In the same song where the brilliant lyricist Ian Dury gave the world the couplet, ‘I could be a writer with a growing reputation/ I could be the ticket-man at Fulham Broadway station’, his narrator speaks of ‘first-night nerves every one-night stand’. Perhaps we are now more accustomed to one-night stand referring to a casual sexual liaison, but in the less metaphorical sense, dating from the 19th century and was later used by Bernard Shaw, it simply means a one-night musical engagement, or gig.

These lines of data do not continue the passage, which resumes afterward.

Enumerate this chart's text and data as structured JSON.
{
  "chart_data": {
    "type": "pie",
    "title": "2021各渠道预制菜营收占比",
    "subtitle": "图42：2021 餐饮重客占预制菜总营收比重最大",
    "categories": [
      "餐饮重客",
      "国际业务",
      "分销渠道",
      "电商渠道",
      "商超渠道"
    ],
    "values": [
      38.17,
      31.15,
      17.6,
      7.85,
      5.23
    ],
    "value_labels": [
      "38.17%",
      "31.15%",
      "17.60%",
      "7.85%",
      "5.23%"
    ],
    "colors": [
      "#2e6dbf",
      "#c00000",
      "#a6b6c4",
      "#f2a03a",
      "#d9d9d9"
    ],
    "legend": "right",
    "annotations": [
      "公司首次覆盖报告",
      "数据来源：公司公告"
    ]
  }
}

Gig is first recorded in 1926, in Melody Maker. By 1939 it had given rise to the modern-sounding gigster, someone who plays gigs. Now in our day, it has found a new outlet in the idea of the gig economy. The gig economy gives people one-off odd jobs. They become self-employed or freelance. One online employment exchange is called eLance. Looked at less positively, workers in the gig economy become casual labourers. Just as tradesmen take their stand in the Zócalo outside the cathedral in Mexico City, waiting for work, so thousands of odd-job people seek employment on websites such as TaskRabbit and minor artisans market their wares on Etsy.


There is some anxiety about having no steady job, once thought of as a job for life. But job itself has changed in meaning. It first popped up in the Elizabethan period, in the phrase job of work. Perhaps it derives from job meaning ‘cartload’, though that gets us little further. In any case, it did not mean permanent employment. Employment has long been expressed by the word work; in the Vespasian Psalter, a gloss added in the ninth century translates the Latin opus in Psalm 104 as werce — ‘Man goeth forth unto his work’, as the Authorised Version has it. But that might just be day-labour.

Jobs remained high or low. The stock-jobber (already known by that name in the 17th century) wore a silk hat and made the market until Big Bang in 1986 quite exploded him. Still with us are jobs for the boys, a feature of crony capitalism allied with quangocracy. Plenty of scope there for the gig economy.